I’ve loved the sounds of Big Star and Alex Chilton for years, and the simple glittering heartbreak of their best songs still gets me with every single listen.
How often can a song do that after dozens, maybe hundreds of spins?
Those Big Star songs shimmer, 50 years on now after the fall 1974 recording of what ended up their final album, Third/Sister Lovers.
I can’t listen to the ringing chords of “September Gurls”, without summoning up visions every teenage love affair there ever was, of the burning intensity that, maybe, your life can never quite reach again after 18 years old. The words are deceptively simple – “September girls / Do so much / And for so long / ‘Till we touched.” But the vibe, man, the vibe – that’s eternal.
The genius of Big Star was the utter lack of rock star swagger in their boy-loves-girl pop, a kind of bemused casual sincerity that never really seems to age. Their feelings tapped into the universal, girls, cars and nights of confusion.

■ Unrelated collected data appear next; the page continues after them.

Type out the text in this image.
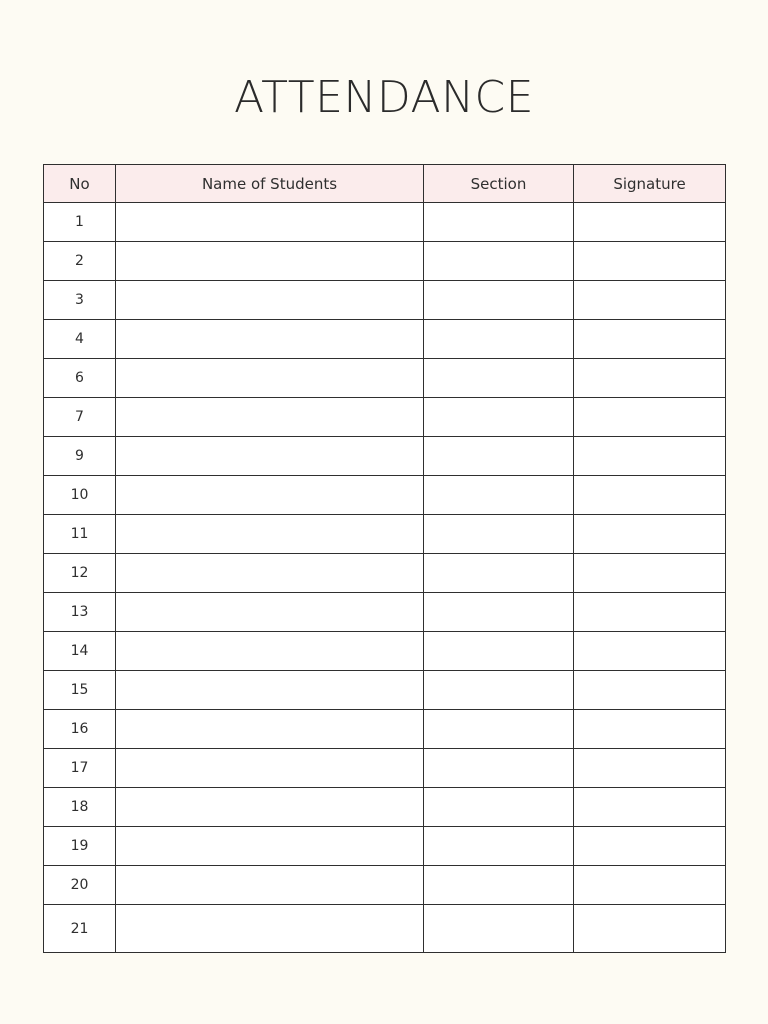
ATTENDANCE
No	Name of Students	Section	Signature
1			
2			
3			
4			
6			
7			
9			
10			
11			
12			
13			
14			
15			
16			
17			
18			
19			
20			
21			
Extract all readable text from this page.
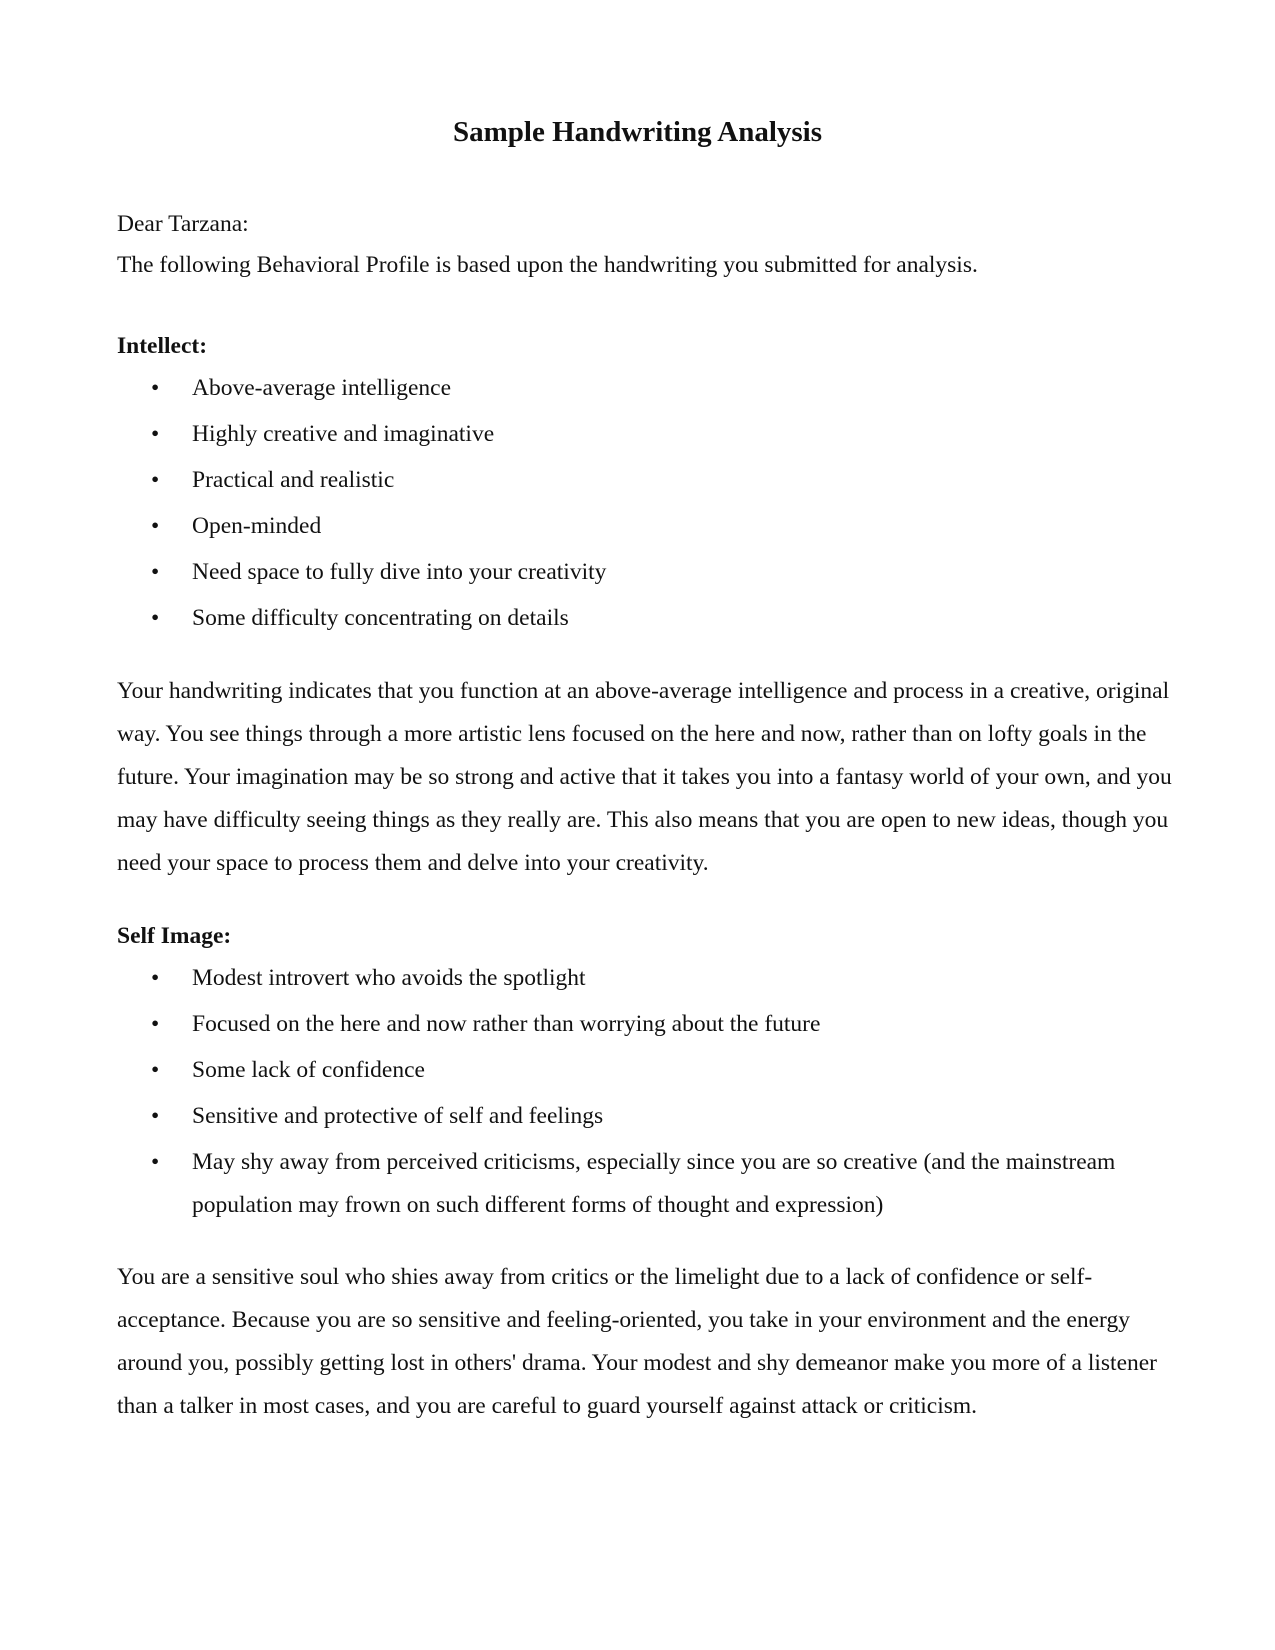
Sample Handwriting Analysis
Dear Tarzana:
The following Behavioral Profile is based upon the handwriting you submitted for analysis.
Intellect:
• Above-average intelligence
• Highly creative and imaginative
• Practical and realistic
• Open-minded
• Need space to fully dive into your creativity
• Some difficulty concentrating on details

Your handwriting indicates that you function at an above-average intelligence and process in a creative, original way. You see things through a more artistic lens focused on the here and now, rather than on lofty goals in the future. Your imagination may be so strong and active that it takes you into a fantasy world of your own, and you may have difficulty seeing things as they really are. This also means that you are open to new ideas, though you need your space to process them and delve into your creativity.

Self Image:
• Modest introvert who avoids the spotlight
• Focused on the here and now rather than worrying about the future
• Some lack of confidence
• Sensitive and protective of self and feelings
• May shy away from perceived criticisms, especially since you are so creative (and the mainstream population may frown on such different forms of thought and expression)

You are a sensitive soul who shies away from critics or the limelight due to a lack of confidence or self-acceptance. Because you are so sensitive and feeling-oriented, you take in your environment and the energy around you, possibly getting lost in others' drama. Your modest and shy demeanor make you more of a listener than a talker in most cases, and you are careful to guard yourself against attack or criticism.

Take “Thirteen”, written by Chilton and poor doomed Chris Bell, who left the band after their first album and died in a car wreck at just 27. A fragile and trembling little song, in its first little conversational couplet it sums up a whole world of teenage hopes and dreams – “Won’t you let me walk you home from school? / Won’t you let me meet you at the pool?”
A buried gem for me has always been “Life Is White,” which contains the entire frustrating agony of a breakup in its simple words – “Don’t like to see your face / Don’t like to hear you talk at all.”
Written down, their words don’t exactly leap off the page, but between Chilton and Bell they feel real, in a deeper way than the stadium rock and pompous prog lyrics of the era.
The true art of Chilton’s lyrics was their plain-spoken language. “Hanging out / down the street” is hardly Shakespeare, but it’s a word picture that worked so well that That ‘70s Show used it to be the theme song for the entire decade. (Still annoyed they drafted Cheap Trick to cover it, though.)
Of course, part of Big Star’s charm is their found mystery – barely registering while they were briefly a band, three albums and done, and only slowly growing in cult power years later. (I first discovered them myself in the early 1990s, when a series of Rykodisc CD reissues hyped up this old forgotten cult band from Memphis, an hour’s drive up the road from where I was going to college. And for once, a band lived up to the hype.) Everybody loves to think they’ve discovered a hidden gem, and Big Star was one of the shiniest for a power pop lover back in the day.
I’ve written about my love for Alex Chilton’s epic disheveled and messy solo career that unspooled post-Big Star before his sadly early passing in 2010, but while Big Star were sometimes low-fi and unadorned, they were never sloppy. They meant every word, while Chilton in later years would kind of lean into a debauched troubadour vibe, singing songs with a wry smirk.
I sometimes think that Chilton maybe felt he’d perfected pop music with Big Star so much that he became bored by it, that he never wanted to take a song quite so seriously again.
There’s a reason people still listen to Big Star more than 50 years after the boys from Memphis started doodling out songs. They strike a chord, and every time I hear that clarion call of “September Gurls” glittering out of the speakers, I hear it ringing still.